Landtag

Mehr externen Sachverstand als Vertrauen in hausinterne Aufgabenkritik fordert FDP Wirtschaftspolitiker Thomas L. Kemmerich in Richtung von Ministerpräsidentin Christine Lieberknecht

ERFURT. Die ehrgeizigen Äußerungen von Ministerpräsidentin Christine Lieberknecht, die Verwaltung zügig aufzuräumen, kommentiert der wirtschaftspolitische Sprecher der FDP Landtagsfraktion Thomas L. Kemmerich:

"Die Botschaft unserer Landesmutter Christine Lieberknecht, die Thüringer Verwaltung innerhalb kurzer Zeit reformieren zu wollen, kann ich nur gutheißen.
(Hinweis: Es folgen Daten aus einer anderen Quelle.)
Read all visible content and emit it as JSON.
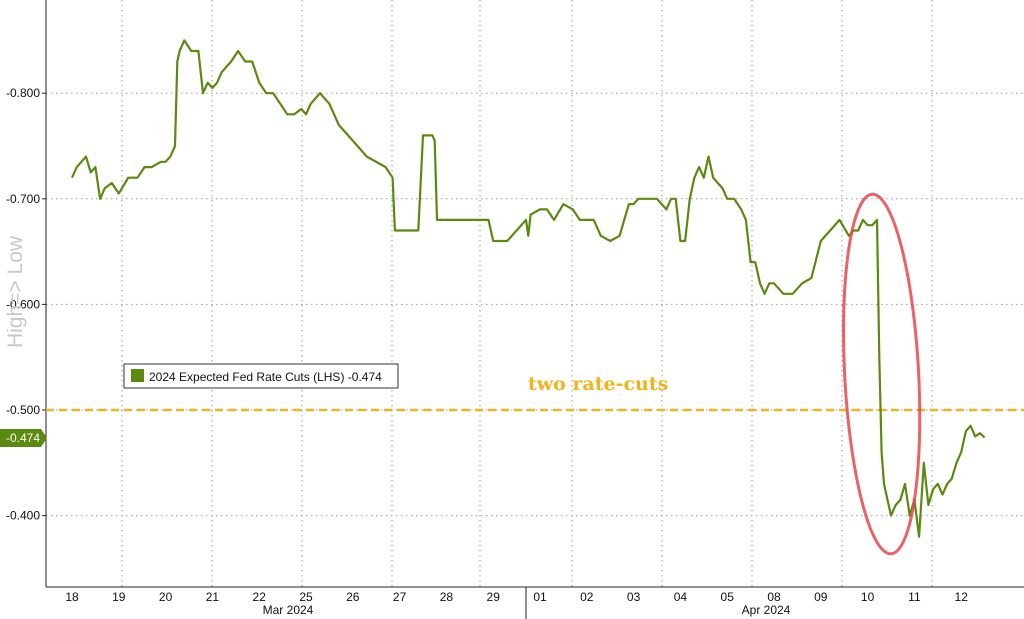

Trotzdem bleibe ich skeptisch ob der selbst geäußerten Zweifel der Ministerpräsidentin. Zu viele Fragen seien zu klären, auf eine Zeitschiene lasse sie sich nicht festlegen. Was aber erwartet die Regierungschefin, wenn sie die Aufgabenkritik und das "Kehren vor der eigenen Tür" den Ministern selbst überlässt? Zum einen zeigt sich bei jeder Haushaltsdebatte, dass Sparziele wiederholt empfindlich verfehlt werden. Zum anderen glaubt Frau Lieberknecht doch nicht wirklich daran, dass sich Beamte und Behörden zu ihrer eigenen Wahrnehmung von Überflüssigkeit und Unwirtschaftlichkeit bekennen.


Ohne externen Sachverstand und mehr Druck, lässt sich die 58 seitige Anfrage unserer Fraktion zum Stand der Verwaltungsreform in einem Jahr um beliebig viele Seiten erweitern. Thüringen braucht aber dringend die Ausschöpfung neuer Technologien und die Umsetzung effizienter Strategien, um langfristig beweglich und auf der Höhe der Zeit zu arbeiten. Verwaltung in Thüringen ist davon noch sehr weit entfernt!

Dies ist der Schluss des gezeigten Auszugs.